My Real Children

“I saw it,” she lied.

 

Helen came to see her the next day, bringing a laptop. “Cathy was right that the Mac would be too big. This is a MacTop, it’s the same thing only smaller.”

 

“Oh bless you, darling. Thank you for bringing it so quickly.” It was small and folded, but it had the familiar Apple logo on it, and the aesthetics of it reminded her of her beloved Mac.

 

“Well, you sounded as if you really desperately wanted it. And I can still get a discount in the shop,” Helen said.

 

“What’s wrong in the shop?” Trish asked.

 

“Oh Mum, I’ve told you a million times that Don and I are getting a divorce,” Helen snapped.

 

“Sorry,” Trish said. “I’m sorry. My silly brain. I forget these unforgiveable things. I keep doing it. But the computer will help. Rhodri put all my programs on the Mac. Can you put them on here?”

 

“What programs?”

 

“My to-do list, which beeps to remind me to do things. And the diary program so I can write down things I want to remember. Of course, all that will be on the Mac so I’ll have to start again. And Safari for Google, and email.”

 

“You won’t have net access here,” Helen said, then seeing the incomprehension in Trish’s face. “You won’t be able to go online. You won’t be able to use Google or email. What did you use Google for, anyway?”

 

“To remember things,” Trish said with all the dignity she could manage, though she was starting to cry. “You can look anything up on it, even things you didn’t ever know.”

 

“Yes, it’s—I use it all the time,” Helen said. “I had no idea. You were using the Mac to make up for not being able to remember? Using Google to fill the holes?”

 

“Yes,” Trish said. “Rhodri showed me how.”

 

“He’s a smart kid,” Helen said. “That’s how you stayed so functional so long. I’m impressed. They ought to write programs especially for old people. And as we get older and we already know computers, there’ll be more and more use for them.”

 

“Do you think you’d be able to set it up on here for me?” Trish asked.

 

“No. I’m sorry. The to-do list and the diary, yes, no problem. I might even be able to get your old diary off the Mac and transfer it for you—is there a password on it?”

 

“Moonday. With two Os,” Trish said. “Rhodri put it on.”

 

“Well unless Cathy has thrown it out already I’ll get the diary off it and load it on here for you so you’ll have what you saved,” Helen said. “And I won’t read it, don’t worry.”

 

“It’s nothing you couldn’t see.
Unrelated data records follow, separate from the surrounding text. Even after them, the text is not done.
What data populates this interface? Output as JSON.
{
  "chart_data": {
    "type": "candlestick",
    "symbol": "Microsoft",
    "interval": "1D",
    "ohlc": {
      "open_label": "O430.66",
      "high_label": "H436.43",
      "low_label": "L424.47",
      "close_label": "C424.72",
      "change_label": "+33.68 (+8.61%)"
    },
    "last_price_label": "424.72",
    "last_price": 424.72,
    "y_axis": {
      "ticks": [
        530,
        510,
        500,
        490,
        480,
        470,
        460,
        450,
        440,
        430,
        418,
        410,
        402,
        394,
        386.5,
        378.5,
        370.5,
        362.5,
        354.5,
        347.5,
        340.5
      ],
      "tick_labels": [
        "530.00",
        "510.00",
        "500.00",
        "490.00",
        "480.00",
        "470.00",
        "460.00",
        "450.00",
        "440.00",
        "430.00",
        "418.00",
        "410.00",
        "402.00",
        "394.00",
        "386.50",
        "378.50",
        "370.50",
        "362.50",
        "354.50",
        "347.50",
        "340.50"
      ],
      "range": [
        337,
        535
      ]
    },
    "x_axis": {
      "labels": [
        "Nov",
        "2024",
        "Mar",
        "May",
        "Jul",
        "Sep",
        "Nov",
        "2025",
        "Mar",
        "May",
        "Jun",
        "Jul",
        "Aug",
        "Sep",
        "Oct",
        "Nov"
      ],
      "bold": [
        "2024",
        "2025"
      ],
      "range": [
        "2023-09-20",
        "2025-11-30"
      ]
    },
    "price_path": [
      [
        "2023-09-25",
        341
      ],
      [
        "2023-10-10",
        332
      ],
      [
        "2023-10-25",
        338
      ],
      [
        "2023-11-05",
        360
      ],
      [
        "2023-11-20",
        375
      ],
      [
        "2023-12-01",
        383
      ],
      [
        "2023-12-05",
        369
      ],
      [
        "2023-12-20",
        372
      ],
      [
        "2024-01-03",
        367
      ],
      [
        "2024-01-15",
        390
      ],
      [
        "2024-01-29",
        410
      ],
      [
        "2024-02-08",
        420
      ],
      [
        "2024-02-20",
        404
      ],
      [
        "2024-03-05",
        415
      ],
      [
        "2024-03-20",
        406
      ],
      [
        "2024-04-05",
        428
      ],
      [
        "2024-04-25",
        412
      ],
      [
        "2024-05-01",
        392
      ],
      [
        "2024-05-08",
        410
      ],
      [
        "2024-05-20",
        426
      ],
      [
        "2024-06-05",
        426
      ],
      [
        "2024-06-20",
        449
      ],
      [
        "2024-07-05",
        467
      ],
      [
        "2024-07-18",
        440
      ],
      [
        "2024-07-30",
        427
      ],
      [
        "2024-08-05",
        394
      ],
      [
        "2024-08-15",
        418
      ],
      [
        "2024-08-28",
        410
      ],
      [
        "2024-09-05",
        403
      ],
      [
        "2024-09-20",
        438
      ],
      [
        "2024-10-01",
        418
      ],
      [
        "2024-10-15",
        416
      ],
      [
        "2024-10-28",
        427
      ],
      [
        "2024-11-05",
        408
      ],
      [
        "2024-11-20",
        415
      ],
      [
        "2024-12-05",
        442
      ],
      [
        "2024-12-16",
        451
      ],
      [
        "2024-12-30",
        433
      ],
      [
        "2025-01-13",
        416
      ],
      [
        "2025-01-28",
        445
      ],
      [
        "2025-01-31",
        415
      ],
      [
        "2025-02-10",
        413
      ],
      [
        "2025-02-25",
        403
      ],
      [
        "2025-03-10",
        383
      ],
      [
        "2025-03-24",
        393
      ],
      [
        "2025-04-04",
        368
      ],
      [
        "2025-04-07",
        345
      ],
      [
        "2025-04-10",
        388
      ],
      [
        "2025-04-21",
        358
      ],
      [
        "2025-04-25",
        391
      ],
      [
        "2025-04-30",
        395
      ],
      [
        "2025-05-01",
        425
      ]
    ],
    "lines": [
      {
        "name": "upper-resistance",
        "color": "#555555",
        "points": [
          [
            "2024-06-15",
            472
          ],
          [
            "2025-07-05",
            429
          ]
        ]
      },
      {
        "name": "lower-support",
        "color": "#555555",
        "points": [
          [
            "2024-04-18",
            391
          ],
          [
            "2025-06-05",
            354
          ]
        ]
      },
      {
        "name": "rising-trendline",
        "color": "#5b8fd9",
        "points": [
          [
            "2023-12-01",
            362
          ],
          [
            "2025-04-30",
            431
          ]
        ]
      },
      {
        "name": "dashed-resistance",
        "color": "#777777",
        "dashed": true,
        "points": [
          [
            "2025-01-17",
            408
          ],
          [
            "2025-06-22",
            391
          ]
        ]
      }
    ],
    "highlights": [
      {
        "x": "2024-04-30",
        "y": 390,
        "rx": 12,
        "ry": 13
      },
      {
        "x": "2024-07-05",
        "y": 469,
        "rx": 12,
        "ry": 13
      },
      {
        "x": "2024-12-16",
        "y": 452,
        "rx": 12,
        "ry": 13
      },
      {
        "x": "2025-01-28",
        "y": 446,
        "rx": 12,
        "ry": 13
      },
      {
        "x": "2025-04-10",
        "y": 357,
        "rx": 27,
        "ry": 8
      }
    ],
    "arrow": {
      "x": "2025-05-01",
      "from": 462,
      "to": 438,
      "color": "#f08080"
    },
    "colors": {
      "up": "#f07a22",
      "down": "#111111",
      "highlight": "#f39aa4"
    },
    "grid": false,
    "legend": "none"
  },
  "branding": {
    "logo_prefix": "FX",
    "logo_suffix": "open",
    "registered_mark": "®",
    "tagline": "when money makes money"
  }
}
Just things I wanted to remember,” Trish said. “But Google?”

 

“Well, as far as the internet goes, you have to be connected, and you have to pay for that. You have to dial-up to connect. There has to be a phone line. You had that at home, but there isn’t any here, and I can’t see how I could get them to set it up. You don’t even have your own phone line. It’s just not possible.” Helen opened the MacTop. It played exactly the same little song on boot up as her old Mac had. Helen juggled icons and brought up the same “to-do” and diary programs that she knew.

 

“That’s something at least,” Trish said, taking it. “Thank you so much.”

 

Helen managed to save her old diary too, and brought it in a few days later and added it to the MacTop, which meant she had that to look at when she wanted to check things.

 

The only problem with the MacTop, apart from the persistent lack of Google, was that there was no desk in her room, so she had to use it in the armchair, and she kept forgetting to plug it in to charge so it was often out of batteries when she wanted it.

 

Bethany visited her often, and so did Helen. Donna and Tony came sometimes. Tamsin came when she was at home, and Alestra called in occasionally. George and Sophie brought the twins a couple of times every year. Time passed, every day like the last. Trish grew frailer and more easily confused.

 

 

 

 

 

33

 

 

 

The Last Gelato: Pat 1998–2015

 

They had their last day, on which they ate so much granita and gelato that Pat was almost sick. They went to the Uffizi and stared at the Botticellis and the Raphaels. They watched the sky fade from the Piazza della Signoria, and looked up at Machiavelli’s office window and the shape the Palazzo Vecchio made against the sky. Pat said goodbye to Cellini’s Perseus and to the copy of Michelangelo’s David. They ate dinner at Bordino’s with Jinny and Francesco, and told Francesco, who was nonplussed by the story, how they had decided to conceive Jinny right there. She said goodbye to the Duomo, and at Giotto’s tower Pat couldn’t hold back the tears any longer. They had one very last gelato on the way back.

 

The next day Jinny drove them to the airport and they flew home.

 

A week later Philip and Sanchia got married in a registry office in Cambridge, very quietly. “Did I know this was going to happen?” Pat asked Bee.